Contexte et enjeux

Les équipes de robotique, d’autonomie et de perception doivent encore valider chaque modification de matériel sur des prototypes physiques. Cette étape implique des coûts matériels et des heures d’ingénierie élevés, comme le souligne le co‑fondateur Harry Mellsop, qui a travaillé sur le logiciel Autopilot de Tesla. Antioch, créée en mai 2025, propose de remplacer ces essais par des évaluations virtuelles calibrées sur le matériel du client, permettant ainsi à une équipe capable d’un seul test physique d’exécuter des milliers de scénarios en parallèle.

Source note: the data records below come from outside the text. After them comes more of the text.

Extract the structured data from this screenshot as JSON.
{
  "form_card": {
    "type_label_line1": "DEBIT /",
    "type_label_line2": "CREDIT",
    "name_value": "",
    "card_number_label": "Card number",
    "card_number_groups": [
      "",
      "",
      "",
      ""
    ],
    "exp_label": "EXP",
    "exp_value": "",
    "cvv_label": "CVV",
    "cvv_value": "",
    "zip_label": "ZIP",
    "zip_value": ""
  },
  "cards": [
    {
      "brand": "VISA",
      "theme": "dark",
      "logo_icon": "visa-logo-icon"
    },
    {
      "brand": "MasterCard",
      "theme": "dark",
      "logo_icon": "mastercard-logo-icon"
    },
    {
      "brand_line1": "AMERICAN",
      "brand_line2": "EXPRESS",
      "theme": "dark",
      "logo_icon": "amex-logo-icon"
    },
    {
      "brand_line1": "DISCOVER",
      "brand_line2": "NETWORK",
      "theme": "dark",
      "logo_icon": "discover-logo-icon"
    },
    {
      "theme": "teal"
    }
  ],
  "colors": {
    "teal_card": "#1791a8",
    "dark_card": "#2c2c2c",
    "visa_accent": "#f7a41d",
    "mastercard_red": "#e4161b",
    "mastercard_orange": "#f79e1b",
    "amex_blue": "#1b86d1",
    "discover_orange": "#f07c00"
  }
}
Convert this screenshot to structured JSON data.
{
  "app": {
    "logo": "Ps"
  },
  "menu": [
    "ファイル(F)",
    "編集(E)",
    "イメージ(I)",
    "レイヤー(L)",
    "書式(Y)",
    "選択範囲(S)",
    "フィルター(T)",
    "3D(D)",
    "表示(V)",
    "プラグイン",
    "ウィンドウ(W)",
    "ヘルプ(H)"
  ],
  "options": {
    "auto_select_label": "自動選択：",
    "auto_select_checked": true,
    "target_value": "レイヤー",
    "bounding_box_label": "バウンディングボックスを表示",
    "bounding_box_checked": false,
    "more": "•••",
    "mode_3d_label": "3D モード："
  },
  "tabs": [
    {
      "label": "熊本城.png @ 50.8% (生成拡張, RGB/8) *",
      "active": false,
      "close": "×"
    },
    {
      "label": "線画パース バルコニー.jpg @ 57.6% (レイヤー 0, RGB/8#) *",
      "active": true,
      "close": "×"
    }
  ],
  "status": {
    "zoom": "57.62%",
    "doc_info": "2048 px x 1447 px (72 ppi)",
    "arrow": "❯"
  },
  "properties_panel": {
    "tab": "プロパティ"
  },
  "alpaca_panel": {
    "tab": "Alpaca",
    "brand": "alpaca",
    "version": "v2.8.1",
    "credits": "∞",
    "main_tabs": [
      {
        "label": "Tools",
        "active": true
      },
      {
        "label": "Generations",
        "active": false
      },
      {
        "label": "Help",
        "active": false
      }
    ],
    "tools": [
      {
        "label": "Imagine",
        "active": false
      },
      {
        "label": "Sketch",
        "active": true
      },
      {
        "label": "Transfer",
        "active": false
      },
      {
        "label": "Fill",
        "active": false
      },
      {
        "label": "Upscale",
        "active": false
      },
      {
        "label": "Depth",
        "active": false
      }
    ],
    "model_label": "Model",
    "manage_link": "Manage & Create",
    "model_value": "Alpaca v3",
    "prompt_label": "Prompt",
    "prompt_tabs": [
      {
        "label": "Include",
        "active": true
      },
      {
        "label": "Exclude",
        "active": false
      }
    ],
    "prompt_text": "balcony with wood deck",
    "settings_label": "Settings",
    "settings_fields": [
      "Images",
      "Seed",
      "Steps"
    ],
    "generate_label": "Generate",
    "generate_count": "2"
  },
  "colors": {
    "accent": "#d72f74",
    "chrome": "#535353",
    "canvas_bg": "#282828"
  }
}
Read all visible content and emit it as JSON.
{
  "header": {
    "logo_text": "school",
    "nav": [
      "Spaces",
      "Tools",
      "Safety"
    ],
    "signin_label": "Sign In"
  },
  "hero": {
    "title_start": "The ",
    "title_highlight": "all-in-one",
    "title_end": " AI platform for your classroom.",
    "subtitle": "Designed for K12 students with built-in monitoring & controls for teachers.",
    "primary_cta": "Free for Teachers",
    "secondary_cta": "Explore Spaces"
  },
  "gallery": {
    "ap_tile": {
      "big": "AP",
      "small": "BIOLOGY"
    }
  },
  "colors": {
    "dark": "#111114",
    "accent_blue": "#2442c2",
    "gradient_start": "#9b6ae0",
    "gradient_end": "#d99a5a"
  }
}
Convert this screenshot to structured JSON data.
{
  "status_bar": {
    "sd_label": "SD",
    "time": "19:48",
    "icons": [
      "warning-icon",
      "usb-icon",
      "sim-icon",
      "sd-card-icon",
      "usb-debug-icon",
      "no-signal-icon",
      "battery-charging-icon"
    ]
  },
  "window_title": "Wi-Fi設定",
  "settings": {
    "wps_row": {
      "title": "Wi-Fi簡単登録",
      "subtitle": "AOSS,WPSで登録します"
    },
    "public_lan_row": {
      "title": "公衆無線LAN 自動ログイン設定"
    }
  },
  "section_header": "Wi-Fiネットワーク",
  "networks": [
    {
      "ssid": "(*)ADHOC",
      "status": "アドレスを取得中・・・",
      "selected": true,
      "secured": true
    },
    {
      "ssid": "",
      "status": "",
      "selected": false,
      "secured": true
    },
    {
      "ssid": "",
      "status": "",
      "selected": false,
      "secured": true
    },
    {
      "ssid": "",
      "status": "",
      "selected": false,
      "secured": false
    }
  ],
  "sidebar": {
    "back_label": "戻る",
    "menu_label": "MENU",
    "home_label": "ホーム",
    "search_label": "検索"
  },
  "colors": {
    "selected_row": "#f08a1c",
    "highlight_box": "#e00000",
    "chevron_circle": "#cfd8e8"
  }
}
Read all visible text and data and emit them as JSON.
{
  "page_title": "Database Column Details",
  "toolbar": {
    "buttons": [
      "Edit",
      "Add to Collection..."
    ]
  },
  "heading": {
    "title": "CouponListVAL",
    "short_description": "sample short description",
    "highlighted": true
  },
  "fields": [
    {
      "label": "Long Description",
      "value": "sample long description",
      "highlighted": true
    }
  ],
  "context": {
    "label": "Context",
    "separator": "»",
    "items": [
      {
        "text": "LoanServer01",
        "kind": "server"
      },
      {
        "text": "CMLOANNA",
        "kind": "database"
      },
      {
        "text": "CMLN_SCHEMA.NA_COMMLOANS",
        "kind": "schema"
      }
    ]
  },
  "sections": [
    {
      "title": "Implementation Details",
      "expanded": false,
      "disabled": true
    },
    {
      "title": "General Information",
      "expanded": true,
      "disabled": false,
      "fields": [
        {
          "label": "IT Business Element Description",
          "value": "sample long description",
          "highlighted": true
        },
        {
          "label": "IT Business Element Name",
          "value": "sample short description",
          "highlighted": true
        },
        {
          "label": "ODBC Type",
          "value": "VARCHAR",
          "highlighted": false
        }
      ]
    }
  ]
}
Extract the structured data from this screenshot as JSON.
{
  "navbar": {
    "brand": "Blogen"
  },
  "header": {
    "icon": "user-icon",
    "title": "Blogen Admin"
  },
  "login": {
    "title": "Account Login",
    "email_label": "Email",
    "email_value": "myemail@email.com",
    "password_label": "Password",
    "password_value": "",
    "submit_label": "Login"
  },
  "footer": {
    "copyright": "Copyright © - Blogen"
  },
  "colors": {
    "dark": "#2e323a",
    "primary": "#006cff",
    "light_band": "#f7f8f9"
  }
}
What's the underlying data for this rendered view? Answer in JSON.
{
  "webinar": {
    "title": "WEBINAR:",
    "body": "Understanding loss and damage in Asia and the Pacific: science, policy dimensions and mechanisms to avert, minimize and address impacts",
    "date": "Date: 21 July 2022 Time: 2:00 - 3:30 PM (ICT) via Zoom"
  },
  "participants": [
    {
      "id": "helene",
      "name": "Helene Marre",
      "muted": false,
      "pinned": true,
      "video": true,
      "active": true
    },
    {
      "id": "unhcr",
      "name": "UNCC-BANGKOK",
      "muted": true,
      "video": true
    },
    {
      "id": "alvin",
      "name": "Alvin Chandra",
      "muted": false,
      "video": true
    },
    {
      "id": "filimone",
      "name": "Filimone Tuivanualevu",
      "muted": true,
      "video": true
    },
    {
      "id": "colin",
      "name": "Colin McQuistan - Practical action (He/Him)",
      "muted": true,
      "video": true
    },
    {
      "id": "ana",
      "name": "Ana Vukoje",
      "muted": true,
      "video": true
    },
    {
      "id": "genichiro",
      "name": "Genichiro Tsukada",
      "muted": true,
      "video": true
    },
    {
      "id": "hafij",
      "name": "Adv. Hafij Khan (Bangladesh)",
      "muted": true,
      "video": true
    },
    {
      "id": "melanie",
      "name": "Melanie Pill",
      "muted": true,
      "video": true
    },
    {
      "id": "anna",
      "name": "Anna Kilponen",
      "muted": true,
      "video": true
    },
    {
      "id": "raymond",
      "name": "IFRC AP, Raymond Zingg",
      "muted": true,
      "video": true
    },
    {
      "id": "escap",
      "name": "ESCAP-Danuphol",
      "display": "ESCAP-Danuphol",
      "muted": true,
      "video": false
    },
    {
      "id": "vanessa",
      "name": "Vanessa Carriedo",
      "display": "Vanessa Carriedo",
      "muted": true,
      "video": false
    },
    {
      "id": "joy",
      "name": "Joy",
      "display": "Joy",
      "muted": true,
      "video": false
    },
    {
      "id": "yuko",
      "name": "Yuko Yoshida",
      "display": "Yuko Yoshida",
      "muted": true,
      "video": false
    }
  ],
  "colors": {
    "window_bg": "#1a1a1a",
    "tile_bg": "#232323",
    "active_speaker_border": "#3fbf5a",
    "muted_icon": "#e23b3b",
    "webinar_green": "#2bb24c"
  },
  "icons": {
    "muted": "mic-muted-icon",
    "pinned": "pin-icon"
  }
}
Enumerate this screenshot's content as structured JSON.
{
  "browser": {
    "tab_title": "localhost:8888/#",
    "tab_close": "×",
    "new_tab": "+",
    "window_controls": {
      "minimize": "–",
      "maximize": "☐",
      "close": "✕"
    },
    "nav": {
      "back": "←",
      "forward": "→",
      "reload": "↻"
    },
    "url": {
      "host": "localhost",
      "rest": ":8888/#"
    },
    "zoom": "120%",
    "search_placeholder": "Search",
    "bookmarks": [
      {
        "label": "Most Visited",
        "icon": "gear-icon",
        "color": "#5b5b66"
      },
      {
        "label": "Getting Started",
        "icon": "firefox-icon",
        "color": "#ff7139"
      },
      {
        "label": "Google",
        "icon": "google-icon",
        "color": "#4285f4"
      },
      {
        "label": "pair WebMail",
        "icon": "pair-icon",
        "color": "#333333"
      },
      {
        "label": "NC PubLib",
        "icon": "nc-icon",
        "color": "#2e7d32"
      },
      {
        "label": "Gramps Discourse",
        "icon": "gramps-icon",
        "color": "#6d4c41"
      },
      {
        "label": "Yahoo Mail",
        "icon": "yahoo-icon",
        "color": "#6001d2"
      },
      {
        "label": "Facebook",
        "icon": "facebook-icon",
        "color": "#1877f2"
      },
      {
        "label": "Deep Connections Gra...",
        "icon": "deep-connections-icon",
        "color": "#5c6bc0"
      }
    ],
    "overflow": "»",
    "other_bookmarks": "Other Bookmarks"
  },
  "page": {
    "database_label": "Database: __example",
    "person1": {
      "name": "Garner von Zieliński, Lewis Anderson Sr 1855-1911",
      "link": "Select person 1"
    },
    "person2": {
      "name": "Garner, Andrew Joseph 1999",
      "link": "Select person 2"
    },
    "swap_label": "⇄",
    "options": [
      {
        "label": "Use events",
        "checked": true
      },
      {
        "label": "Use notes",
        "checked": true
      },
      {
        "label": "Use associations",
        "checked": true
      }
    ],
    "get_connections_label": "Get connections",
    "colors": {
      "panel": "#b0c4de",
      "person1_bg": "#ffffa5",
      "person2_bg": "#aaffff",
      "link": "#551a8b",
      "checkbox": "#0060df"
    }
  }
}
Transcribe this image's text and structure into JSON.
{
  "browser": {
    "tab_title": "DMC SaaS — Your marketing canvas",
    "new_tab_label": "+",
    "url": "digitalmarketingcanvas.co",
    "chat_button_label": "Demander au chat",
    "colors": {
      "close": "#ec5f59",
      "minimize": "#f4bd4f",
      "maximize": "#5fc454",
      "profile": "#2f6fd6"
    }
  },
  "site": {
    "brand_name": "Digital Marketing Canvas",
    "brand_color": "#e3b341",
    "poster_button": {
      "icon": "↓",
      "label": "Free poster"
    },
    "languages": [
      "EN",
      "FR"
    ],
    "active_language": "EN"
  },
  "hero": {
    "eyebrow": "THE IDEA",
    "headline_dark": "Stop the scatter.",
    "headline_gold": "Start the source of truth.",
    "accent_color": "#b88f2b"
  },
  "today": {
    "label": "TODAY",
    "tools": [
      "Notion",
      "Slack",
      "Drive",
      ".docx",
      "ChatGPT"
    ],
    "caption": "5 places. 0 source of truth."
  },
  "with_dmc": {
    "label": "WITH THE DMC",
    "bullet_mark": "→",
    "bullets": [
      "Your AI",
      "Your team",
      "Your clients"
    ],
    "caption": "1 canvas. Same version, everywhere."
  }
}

Architecture de la plateforme

Le cœur du produit est un moteur de simulation qui ajuste ses modèles aux spécifications physiques du robot ou du drone grâce à un processus de calibration automatisé. Une fois le modèle synchronisé, la plateforme génère des environnements virtuels haute fidélité où les algorithmes de perception et de contrôle sont exécutés. Les résultats ont été jugés « très proches » des mesures réelles par Jason Mitura, vice‑président du développement logiciel chez Amazon et responsable produit de Ring, même dans des scénarios volontairement exclus de la phase de calibration.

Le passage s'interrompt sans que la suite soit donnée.